I’ve always believed that the Securities and Exchange Commission’s procedures that whistleblowers should follow to report wrongdoing are fair to the whistleblower, who puts his/her job on the line ostensibly to serve a greater good. I also supported Dodd-Frank requirements that created a financial award for whistleblowers who followed the procedures including providing original information unknown to the SEC, providing it voluntarily, reporting the matter internally and giving the company 120 days to correct the matter or reporting it right away when real harm is done to the public – i.e., investors or creditors.

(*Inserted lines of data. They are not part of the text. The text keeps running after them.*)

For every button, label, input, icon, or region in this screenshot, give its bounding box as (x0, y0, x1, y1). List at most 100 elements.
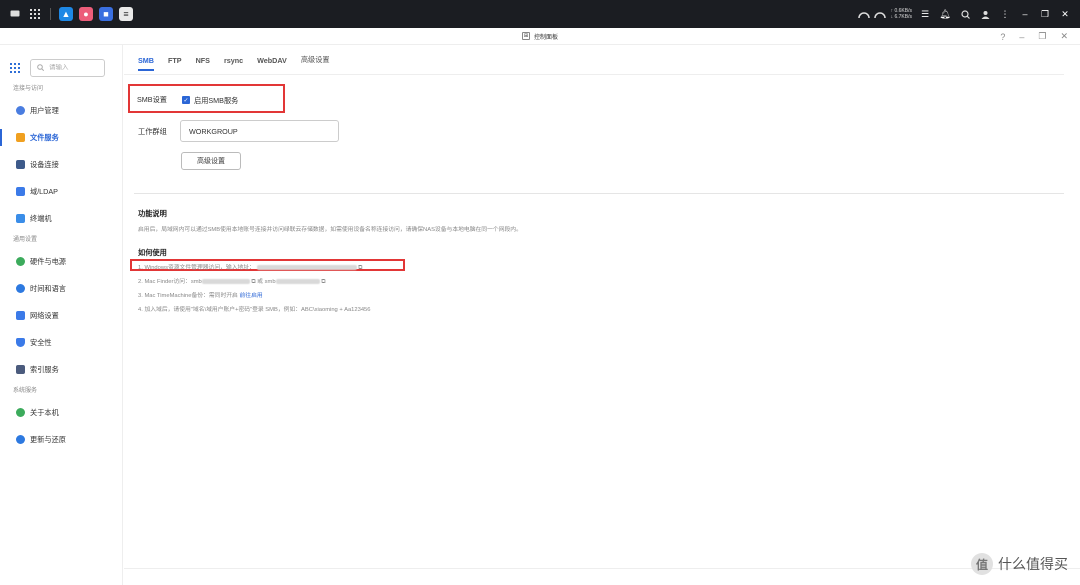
taskbar-separator (50, 8, 51, 20)
copy-icon[interactable]: ⧉ (321, 279, 325, 285)
os-taskbar: ▲ ● ■ ≡ ↑ 0.6KB/s ↓ 6.7KB/s ☰ 🔔︎ ⋮ – ❐ ✕ (0, 0, 1080, 28)
tab-rsync[interactable]: rsync (224, 45, 243, 75)
section-general-settings: 通用设置 (13, 237, 38, 243)
sidebar-item-terminal[interactable]: 终端机 (0, 205, 122, 232)
desktop-icon[interactable] (8, 7, 22, 21)
photos-app-icon[interactable]: ▲ (59, 7, 73, 21)
tab-nfs[interactable]: NFS (196, 45, 210, 75)
user-icon[interactable] (978, 7, 992, 21)
sidebar-item-domain-ldap[interactable]: 域/LDAP (0, 178, 122, 205)
sidebar-item-users[interactable]: 用户管理 (0, 97, 122, 124)
blurred-address (256, 264, 357, 270)
restore-icon[interactable]: ❐ (1038, 7, 1052, 21)
shield-icon (16, 338, 25, 347)
sidebar: 连接与访问 用户管理 文件服务 设备连接 域/LDAP 终端机 通用设置 硬件与… (0, 45, 123, 585)
sidebar-item-label: 索引服务 (30, 364, 59, 374)
sidebar-item-file-service[interactable]: 文件服务 (0, 124, 122, 151)
tab-smb[interactable]: SMB (138, 45, 154, 75)
cpu-gauge-icon[interactable] (857, 7, 871, 21)
watermark: 值 什么值得买 (971, 553, 1068, 575)
download-speed: ↓ 6.7KB/s (890, 14, 912, 20)
usage-step-3-text: 3. Mac TimeMachine备份：需同时开启 (138, 293, 238, 299)
section-connect-access: 连接与访问 (13, 86, 44, 92)
sidebar-item-label: 时间和语言 (30, 283, 66, 293)
folder-icon (16, 133, 25, 142)
usage-step-1: 1. Windows资源文件管理器访问，输入地址： ⧉ (138, 262, 362, 272)
tab-divider (124, 74, 1064, 75)
section-divider (134, 193, 1064, 194)
section-system-services: 系统服务 (13, 388, 38, 394)
tab-advanced[interactable]: 高级设置 (301, 45, 330, 75)
sidebar-item-label: 域/LDAP (30, 186, 58, 196)
sidebar-item-label: 网络设置 (30, 310, 59, 320)
usage-step-4: 4. 加入域后，请使用"域名\域用户账户+密码"登录 SMB，例如：ABC\xi… (138, 307, 371, 313)
watermark-text: 什么值得买 (998, 556, 1068, 572)
close-icon[interactable]: ✕ (1058, 7, 1072, 21)
sidebar-item-label: 关于本机 (30, 407, 59, 417)
tab-ftp[interactable]: FTP (168, 45, 182, 75)
usage-step-3: 3. Mac TimeMachine备份：需同时开启 前往启用 (138, 290, 263, 299)
footer-divider (124, 568, 1080, 569)
media-app-icon[interactable]: ● (79, 7, 93, 21)
window-close-icon[interactable]: ✕ (1060, 31, 1068, 42)
advanced-settings-button[interactable]: 高级设置 (181, 152, 241, 170)
terminal-icon (16, 214, 25, 223)
copy-icon[interactable]: ⧉ (251, 279, 255, 285)
usage-step-1-text: 1. Windows资源文件管理器访问，输入地址： (138, 265, 255, 271)
clock-icon (16, 284, 25, 293)
workgroup-label: 工作群组 (138, 127, 167, 136)
network-gauge-icon[interactable] (873, 7, 887, 21)
enable-smb-checkbox[interactable]: ✓ (182, 96, 190, 104)
domain-icon (16, 187, 25, 196)
index-icon (16, 365, 25, 374)
window-titlebar: ⊞ 控制面板 ? – ❐ ✕ (0, 28, 1080, 45)
usage-step-2-smb: smb (264, 279, 276, 285)
app-grid-icon[interactable] (28, 7, 42, 21)
blurred-address (275, 278, 320, 284)
apps-grid-icon[interactable] (10, 62, 20, 73)
more-icon[interactable]: ⋮ (998, 7, 1012, 21)
function-description: 启用后，局域网内可以通过SMB使用本地账号连接并访问绿联云存储数据，如需使用设备… (138, 227, 522, 233)
usage-step-2: 2. Mac Finder访问：smb ⧉ 或 smb ⧉ (138, 276, 325, 286)
minimize-icon[interactable]: – (1018, 7, 1032, 21)
usage-title: 如何使用 (138, 248, 167, 257)
window-restore-icon[interactable]: ❐ (1038, 31, 1046, 42)
sidebar-item-security[interactable]: 安全性 (0, 329, 122, 356)
enable-smb-label[interactable]: 启用SMB服务 (194, 96, 238, 106)
window-minimize-icon[interactable]: – (1019, 32, 1024, 42)
tab-webdav[interactable]: WebDAV (257, 45, 287, 75)
tab-bar: SMB FTP NFS rsync WebDAV 高级设置 (138, 45, 330, 75)
usage-step-2-or: 或 (257, 279, 263, 285)
search-input[interactable] (49, 64, 97, 71)
control-panel-icon: ⊞ (521, 32, 530, 40)
enable-timemachine-link[interactable]: 前往启用 (239, 293, 262, 299)
watermark-logo-icon: 值 (971, 553, 993, 575)
sidebar-item-network[interactable]: 网络设置 (0, 302, 122, 329)
sidebar-item-time-language[interactable]: 时间和语言 (0, 275, 122, 302)
workgroup-input[interactable]: WORKGROUP (180, 120, 339, 142)
tasks-icon[interactable]: ☰ (918, 7, 932, 21)
window-title: 控制面板 (533, 34, 558, 41)
search-icon[interactable] (958, 7, 972, 21)
refresh-icon (16, 435, 25, 444)
sidebar-search[interactable] (30, 58, 105, 77)
sidebar-item-update-restore[interactable]: 更新与还原 (0, 426, 122, 453)
usage-step-2-text: 2. Mac Finder访问：smb (138, 279, 202, 285)
sidebar-item-about[interactable]: 关于本机 (0, 399, 122, 426)
sidebar-item-label: 文件服务 (30, 132, 59, 142)
sidebar-item-hardware-power[interactable]: 硬件与电源 (0, 248, 122, 275)
function-title: 功能说明 (138, 209, 167, 218)
sidebar-item-device-connect[interactable]: 设备连接 (0, 151, 122, 178)
sidebar-item-label: 硬件与电源 (30, 256, 66, 266)
blurred-address (201, 278, 250, 284)
bell-icon[interactable]: 🔔︎ (938, 7, 952, 21)
sidebar-item-label: 安全性 (30, 337, 52, 347)
info-icon (16, 408, 25, 417)
control-panel-app-icon[interactable]: ≡ (119, 7, 133, 21)
help-icon[interactable]: ? (1000, 32, 1005, 42)
network-icon (16, 311, 25, 320)
sidebar-item-index-service[interactable]: 索引服务 (0, 356, 122, 383)
copy-icon[interactable]: ⧉ (358, 265, 362, 271)
device-icon (16, 160, 25, 169)
files-app-icon[interactable]: ■ (99, 7, 113, 21)
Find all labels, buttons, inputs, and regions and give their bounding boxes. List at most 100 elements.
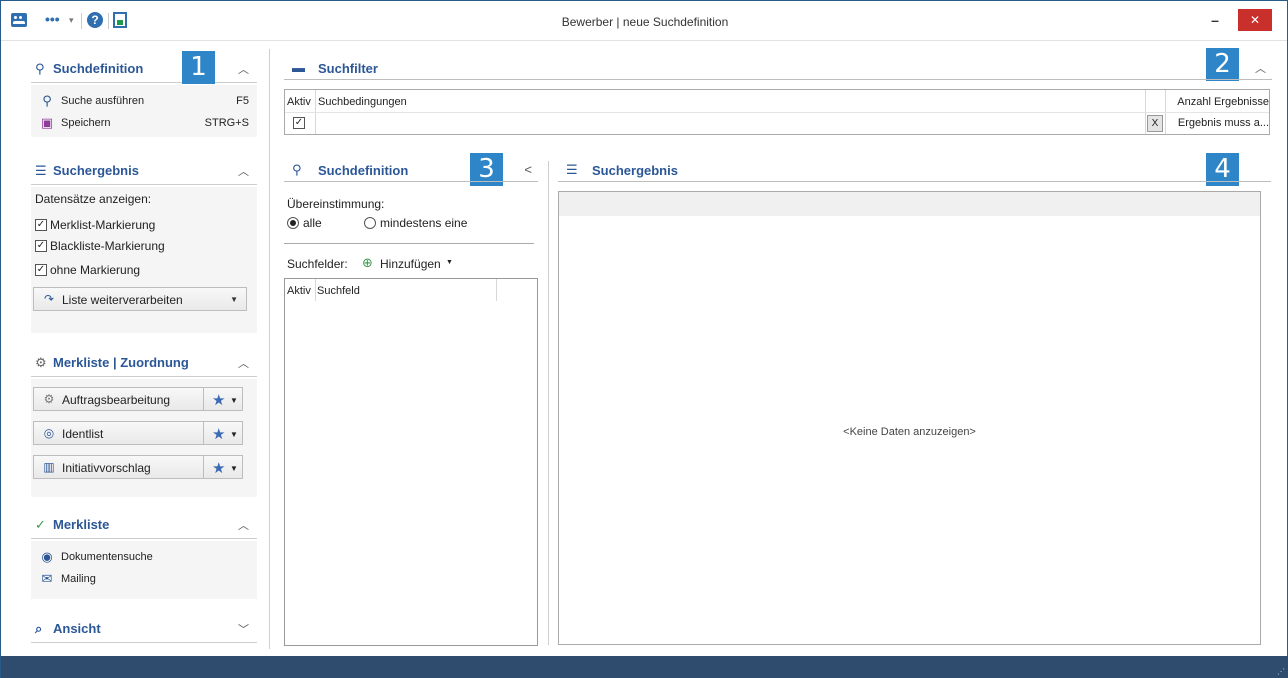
callout-1: 1 [182, 51, 215, 84]
group-title: Merkliste [53, 517, 110, 532]
radio-label: mindestens eine [380, 216, 468, 230]
checkbox-icon[interactable]: ✓ [35, 240, 47, 252]
add-document-icon: ⊕ [362, 255, 373, 270]
chevron-down-icon[interactable]: ﹀ [238, 621, 249, 637]
suchfelder-grid: Aktiv Suchfeld [284, 278, 538, 646]
status-bar: ⋰ [1, 656, 1288, 678]
envelope-icon: ✉ [41, 571, 53, 586]
empty-message: <Keine Daten anzuzeigen> [843, 426, 976, 438]
dokumentensuche-command[interactable]: ◉ Dokumentensuche [39, 549, 239, 567]
initiativvorschlag-button[interactable]: ▥ Initiativvorschlag [33, 455, 205, 479]
group-ansicht-header[interactable]: ⌕ Ansicht ﹀ [31, 615, 257, 643]
group-suchergebnis-body: Datensätze anzeigen: ✓ Merklist-Markieru… [31, 187, 257, 333]
suchfilter-header[interactable]: ▬ Suchfilter ︿ [284, 56, 1272, 80]
clear-button[interactable]: X [1147, 115, 1163, 132]
chevron-up-icon[interactable]: ︿ [238, 163, 249, 179]
checkbox-icon[interactable]: ✓ [35, 219, 47, 231]
section-title: Suchdefinition [318, 163, 409, 178]
row-active-checkbox[interactable]: ✓ [293, 117, 305, 129]
filter-icon: ▬ [292, 60, 305, 75]
group-title: Suchdefinition [53, 61, 144, 76]
column-header-aktiv[interactable]: Aktiv [287, 96, 315, 108]
search-icon: ⚲ [35, 61, 45, 76]
save-command[interactable]: ▣ Speichern STRG+S [39, 115, 251, 133]
collapse-left-button[interactable]: < [524, 162, 532, 177]
command-label: Mailing [61, 573, 96, 585]
title-bar: ••• ▾ ? Bewerber | neue Suchdefinition –… [1, 1, 1287, 41]
column-header-aktiv[interactable]: Aktiv [287, 285, 315, 297]
arrow-turn-icon: ↷ [43, 292, 55, 306]
suchergebnis-grid[interactable]: <Keine Daten anzuzeigen> [558, 191, 1261, 645]
group-suchergebnis-header[interactable]: ☰ Suchergebnis ︿ [31, 157, 257, 185]
button-label: Hinzufügen [380, 257, 441, 271]
identlist-button[interactable]: ◎ Identlist [33, 421, 205, 445]
section-title: Suchergebnis [592, 163, 678, 178]
column-header-suchbedingungen[interactable]: Suchbedingungen [318, 96, 407, 108]
button-label: Auftragsbearbeitung [62, 393, 171, 407]
suchergebnis-panel-header: ☰ Suchergebnis [558, 158, 1271, 182]
group-title: Ansicht [53, 621, 101, 636]
subtitle: Datensätze anzeigen: [35, 192, 152, 206]
checkmark-icon: ✓ [35, 517, 46, 532]
panel-splitter[interactable] [548, 161, 549, 645]
list-icon: ☰ [35, 163, 47, 178]
minimize-button[interactable]: – [1202, 11, 1228, 31]
chevron-down-icon: ▼ [446, 259, 453, 266]
chevron-up-icon[interactable]: ︿ [238, 61, 249, 77]
radio-mindestens-eine[interactable]: mindestens eine [364, 215, 484, 231]
auftragsbearbeitung-button[interactable]: ⚙ Auftragsbearbeitung [33, 387, 205, 411]
divider [496, 279, 497, 301]
suchfelder-label: Suchfelder: [287, 257, 348, 271]
command-label: Dokumentensuche [61, 551, 153, 563]
divider [284, 243, 534, 244]
checkbox-icon[interactable]: ✓ [35, 264, 47, 276]
group-merkliste-header[interactable]: ✓ Merkliste ︿ [31, 511, 257, 539]
button-label: Initiativvorschlag [62, 461, 151, 475]
group-merkliste-zuordnung-body: ⚙ Auftragsbearbeitung ★ ▼ ◎ Identlist ★ … [31, 379, 257, 497]
chevron-up-icon[interactable]: ︿ [238, 517, 249, 533]
radio-icon[interactable] [364, 217, 376, 229]
resize-grip-icon[interactable]: ⋰ [1277, 667, 1285, 676]
favorite-dropdown-button[interactable]: ★ ▼ [203, 421, 243, 445]
divider [315, 279, 316, 301]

Critics have claimed that the financial award, that is 10-30% of the total amount awarded to the SEC, in excess of $1 million, in a legal action against the company, creates a bounty-hunter system. In other words, might a would-be whistleblower gather evidence of possible wrongdoing and use it later to stake a claim if they feel mistreated or for revenge?
Two weeks ago, I read about a whistleblower award that made me question the whole system. It seems the SEC has set common sense aside in awarding a whistleblower who played a role in the offending event and then, later on, blew the whistle.
On September 14, 2018, it was announced that the SEC reduced a whistleblower award to $1.5 million because the whistleblower was "culpable" and delayed reporting the misconduct for a year. The reason for the award, even though the whistleblower played a role and delayed reporting, was that the whistleblower provided "vital information and ongoing assistance that proved important to the overall success of an enforcement action." But the SEC said the whistleblower delayed his or her report "and benefited financially during the delay."
The reduced award underscored "the need for individuals to come forward without delay," according to Jane Norberg, chief of the SEC’s Office of the Whistleblower. The SEC said the whistleblower was "culpable" and only reported after learning of the SEC's ongoing investigation. During the delay "investors were being harmed," the SEC said. The SEC didn't say how much the whistleblower award could have been. However, $1.5 million is no shabby amount for a person who had a role in a crime, covered it up, and reported it at their convenience.
This a strange to me. What message does it send? The way I see it, a would-be whistleblower can be part of a financial fraud scheme, say nothing while involved in the crime, and then decide to blow the whistle for some reason. Maybe they get a guilty conscience or maybe they realize the house of cards is about to collapse. A person should not financially benefit from blowing the whistle if they had any part in the scheme whatsoever. Otherwise, the SEC is awarding bad behavior, as occurred in this case.
Finally, ethics is not like a faucet you can turn on or off at a whim. It involves consistent action to do the right thing, at the right time, and for the right reason, which didn’t occur in this case.
The rules for qualifying for a whistleblower award need to be changed. This shouldn’t happen again. The SEC is supposed to protect the public interest. If a year goes by during which time the whistleblower says nothing, that does real harm to the public and should not be rewarded.